Bazı yerlerde yoğunlaşmış Suriyeliler. Arap ülkelerinde olduğu gibi gece dışarı çıkıyorlar kalabalıklar halinde. Bazı caddelerde sürekli Arapça konuşanları duyunca Arap ülkelerinde dolaşıyor gibi geliyor insana.
Gaziantep şehir merkezinde daha çok zengin Suriyeliler yaşıyormuş. Bunlar dükkanlar ve hatta pasajlar almaya başlamışlar kentte. İlk zamanlardaki kadar olmasa da yine zaman zaman sıkıntılar yaşanıyormuş. Ancak çözümü daha kısa sürede oluyormuş anlaşmazlıkların.
Caddede, kaldırımlarda iş bekleyen Suriyeli gençlere ve toplu oturan Suriyeli kadınlara rastlıyorum. Kadınların yanlarında da Suriye’deki savaştan kaçmanın mutluluğunu yaşayan çocukları.

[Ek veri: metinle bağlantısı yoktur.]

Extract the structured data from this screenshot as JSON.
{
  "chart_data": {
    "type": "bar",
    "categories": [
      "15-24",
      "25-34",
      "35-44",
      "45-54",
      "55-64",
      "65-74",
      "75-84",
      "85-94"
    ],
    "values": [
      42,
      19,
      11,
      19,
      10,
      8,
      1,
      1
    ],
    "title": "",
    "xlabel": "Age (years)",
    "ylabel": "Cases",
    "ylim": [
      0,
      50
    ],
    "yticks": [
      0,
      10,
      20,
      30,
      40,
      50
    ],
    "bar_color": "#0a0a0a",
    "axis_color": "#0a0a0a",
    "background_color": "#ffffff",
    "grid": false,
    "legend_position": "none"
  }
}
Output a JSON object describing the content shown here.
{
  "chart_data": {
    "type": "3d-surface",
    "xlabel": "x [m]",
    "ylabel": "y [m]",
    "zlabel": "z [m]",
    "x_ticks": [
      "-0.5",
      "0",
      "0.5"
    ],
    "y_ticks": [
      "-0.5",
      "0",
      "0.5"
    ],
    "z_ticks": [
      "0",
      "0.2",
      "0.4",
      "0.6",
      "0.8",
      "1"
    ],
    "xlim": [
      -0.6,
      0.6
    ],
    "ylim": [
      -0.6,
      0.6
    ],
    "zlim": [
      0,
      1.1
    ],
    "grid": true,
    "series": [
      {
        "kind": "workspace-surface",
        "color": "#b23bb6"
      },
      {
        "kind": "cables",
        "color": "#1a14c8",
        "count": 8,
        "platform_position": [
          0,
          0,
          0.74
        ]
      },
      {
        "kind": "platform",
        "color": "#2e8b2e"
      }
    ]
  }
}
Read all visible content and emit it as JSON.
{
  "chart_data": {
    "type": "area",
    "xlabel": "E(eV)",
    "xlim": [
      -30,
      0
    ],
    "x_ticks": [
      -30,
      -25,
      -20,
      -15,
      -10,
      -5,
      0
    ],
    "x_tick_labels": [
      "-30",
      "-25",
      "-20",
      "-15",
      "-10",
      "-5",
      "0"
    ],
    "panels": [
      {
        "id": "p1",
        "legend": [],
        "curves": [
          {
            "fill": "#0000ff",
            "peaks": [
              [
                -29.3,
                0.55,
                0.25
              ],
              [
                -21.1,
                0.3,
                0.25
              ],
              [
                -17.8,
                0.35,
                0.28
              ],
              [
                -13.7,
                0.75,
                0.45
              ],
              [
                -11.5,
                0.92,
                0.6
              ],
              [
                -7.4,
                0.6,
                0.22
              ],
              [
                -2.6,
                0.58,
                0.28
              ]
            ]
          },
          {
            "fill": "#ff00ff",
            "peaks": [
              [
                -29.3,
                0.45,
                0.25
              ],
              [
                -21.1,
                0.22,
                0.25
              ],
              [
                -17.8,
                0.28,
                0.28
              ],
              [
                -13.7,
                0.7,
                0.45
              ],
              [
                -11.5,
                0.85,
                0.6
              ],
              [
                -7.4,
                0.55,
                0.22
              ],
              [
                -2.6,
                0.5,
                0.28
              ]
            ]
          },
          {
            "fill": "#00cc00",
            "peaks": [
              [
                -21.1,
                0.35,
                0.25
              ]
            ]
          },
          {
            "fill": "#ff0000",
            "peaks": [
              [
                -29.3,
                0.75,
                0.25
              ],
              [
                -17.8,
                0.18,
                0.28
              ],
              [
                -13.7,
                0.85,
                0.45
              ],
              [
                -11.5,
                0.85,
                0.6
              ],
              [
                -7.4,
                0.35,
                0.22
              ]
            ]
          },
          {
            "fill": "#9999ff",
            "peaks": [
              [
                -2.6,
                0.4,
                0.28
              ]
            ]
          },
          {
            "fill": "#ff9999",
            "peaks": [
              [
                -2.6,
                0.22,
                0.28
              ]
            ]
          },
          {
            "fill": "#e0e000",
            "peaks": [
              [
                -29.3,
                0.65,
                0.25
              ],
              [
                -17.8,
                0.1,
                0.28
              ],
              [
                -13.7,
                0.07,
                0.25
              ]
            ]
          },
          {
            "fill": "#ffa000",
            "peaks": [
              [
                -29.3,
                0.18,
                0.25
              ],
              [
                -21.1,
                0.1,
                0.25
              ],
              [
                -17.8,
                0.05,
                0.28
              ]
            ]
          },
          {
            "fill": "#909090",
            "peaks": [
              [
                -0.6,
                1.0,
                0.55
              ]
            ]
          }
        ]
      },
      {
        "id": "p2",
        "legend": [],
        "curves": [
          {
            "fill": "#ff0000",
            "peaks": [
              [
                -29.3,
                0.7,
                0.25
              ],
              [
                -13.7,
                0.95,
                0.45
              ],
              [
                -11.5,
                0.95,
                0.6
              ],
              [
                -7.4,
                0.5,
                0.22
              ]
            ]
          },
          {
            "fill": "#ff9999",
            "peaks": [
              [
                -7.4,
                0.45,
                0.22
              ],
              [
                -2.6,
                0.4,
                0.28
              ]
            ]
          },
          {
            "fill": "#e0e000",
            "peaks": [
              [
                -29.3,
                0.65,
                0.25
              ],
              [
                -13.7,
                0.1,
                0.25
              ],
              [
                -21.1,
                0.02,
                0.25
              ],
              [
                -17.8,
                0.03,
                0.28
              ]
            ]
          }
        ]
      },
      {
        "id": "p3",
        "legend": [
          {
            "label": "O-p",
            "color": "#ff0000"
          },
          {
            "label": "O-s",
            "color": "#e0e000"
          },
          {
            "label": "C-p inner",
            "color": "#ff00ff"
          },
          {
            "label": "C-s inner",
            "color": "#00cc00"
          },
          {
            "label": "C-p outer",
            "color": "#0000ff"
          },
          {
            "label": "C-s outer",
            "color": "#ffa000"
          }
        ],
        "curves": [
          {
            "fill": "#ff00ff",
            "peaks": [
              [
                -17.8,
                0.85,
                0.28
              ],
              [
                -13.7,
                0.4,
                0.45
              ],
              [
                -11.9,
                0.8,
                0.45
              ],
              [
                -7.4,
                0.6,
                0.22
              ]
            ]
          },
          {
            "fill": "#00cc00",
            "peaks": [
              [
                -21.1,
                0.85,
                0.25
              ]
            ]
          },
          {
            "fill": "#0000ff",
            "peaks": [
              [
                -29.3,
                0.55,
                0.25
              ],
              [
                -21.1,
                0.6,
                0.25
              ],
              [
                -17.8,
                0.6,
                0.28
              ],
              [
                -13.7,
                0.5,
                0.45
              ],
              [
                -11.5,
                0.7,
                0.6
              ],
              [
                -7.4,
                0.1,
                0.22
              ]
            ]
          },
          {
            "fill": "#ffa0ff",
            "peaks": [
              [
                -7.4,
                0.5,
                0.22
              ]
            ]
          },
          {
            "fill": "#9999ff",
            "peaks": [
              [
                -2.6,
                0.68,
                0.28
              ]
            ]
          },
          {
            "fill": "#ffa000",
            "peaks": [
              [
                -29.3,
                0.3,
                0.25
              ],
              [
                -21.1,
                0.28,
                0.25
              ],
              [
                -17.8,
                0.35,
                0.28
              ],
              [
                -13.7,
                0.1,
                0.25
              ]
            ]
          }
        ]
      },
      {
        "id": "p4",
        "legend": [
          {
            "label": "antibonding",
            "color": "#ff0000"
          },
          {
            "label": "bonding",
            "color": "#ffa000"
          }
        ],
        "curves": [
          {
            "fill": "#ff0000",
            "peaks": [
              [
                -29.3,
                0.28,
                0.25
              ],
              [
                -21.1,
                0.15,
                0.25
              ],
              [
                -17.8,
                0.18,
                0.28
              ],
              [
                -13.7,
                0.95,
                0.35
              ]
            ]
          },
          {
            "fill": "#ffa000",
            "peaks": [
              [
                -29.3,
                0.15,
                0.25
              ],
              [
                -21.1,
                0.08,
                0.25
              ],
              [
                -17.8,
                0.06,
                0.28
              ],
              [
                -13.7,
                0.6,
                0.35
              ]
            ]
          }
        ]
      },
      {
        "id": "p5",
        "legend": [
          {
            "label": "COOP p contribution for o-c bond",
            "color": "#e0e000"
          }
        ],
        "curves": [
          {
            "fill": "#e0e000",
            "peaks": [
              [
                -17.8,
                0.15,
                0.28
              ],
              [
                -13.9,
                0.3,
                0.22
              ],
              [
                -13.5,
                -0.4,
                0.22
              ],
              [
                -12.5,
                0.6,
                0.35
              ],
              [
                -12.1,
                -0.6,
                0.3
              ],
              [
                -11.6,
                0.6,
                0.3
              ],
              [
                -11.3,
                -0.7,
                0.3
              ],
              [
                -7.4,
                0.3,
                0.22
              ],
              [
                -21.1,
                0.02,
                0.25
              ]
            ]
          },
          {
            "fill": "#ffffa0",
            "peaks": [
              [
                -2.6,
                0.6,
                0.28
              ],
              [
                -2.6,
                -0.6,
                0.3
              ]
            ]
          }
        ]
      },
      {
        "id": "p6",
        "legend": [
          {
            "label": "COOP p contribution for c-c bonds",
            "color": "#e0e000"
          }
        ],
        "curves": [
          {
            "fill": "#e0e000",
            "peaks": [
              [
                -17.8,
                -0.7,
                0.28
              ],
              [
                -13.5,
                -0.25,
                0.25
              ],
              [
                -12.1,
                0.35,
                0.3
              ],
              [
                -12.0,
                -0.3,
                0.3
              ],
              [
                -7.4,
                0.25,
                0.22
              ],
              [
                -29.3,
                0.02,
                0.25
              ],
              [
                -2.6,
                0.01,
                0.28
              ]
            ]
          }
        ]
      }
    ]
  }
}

Gaziantep’in 60 kilometre uzağındaki sınır kenti Kilis ise misafir ettiği Suriyeliler nedeniyle tarihe geçti. Kilis 90 bine yaklaşan nüfusunun üstünde yaklaşık 130 bin kadar Suriyeliyi misafir ediyor. Şehre girince ilk dikkat çeken caddelerdeki motosikletlerin fazlalığı. Arabadan çok motosiklet var. Dükkanların önü de motor parklarıyla dolu.
Bir süre önce her gün Suriye tarafından roketlerin atıldığı kentte bir süredir sakinlik hakimmiş. Bu dönemde göçler de olmuş başka şehirlere.
Suriyelilerde caddelerde fazlalığıyla dikkati çekiyor. Burada Gaziantep’ten daha fazla dükkanlardaki Arapça levhalar. Suriyelilerin çokluğu da ister istemez kira başta olmak üzere fiyatların biraz yükselmesine neden olmuş.
Cumhurbaşkanı Erdoğan’ı da görmeye gelen Suriyeliler oldukça fazlaydı. Hatta bir süre caddelerde dolaşan ve dükkanlara giren Erdoğan’a Suriyeliler yoğun ilgi gösterdi.
Özellikle Erdoğan’ın, Suriyeli göçmenlerin Türk vatandaşlığına alınacağı açıklaması da memnuniyetle karşılanmış Antep ve Kilis’teki Suriyeliler arasında.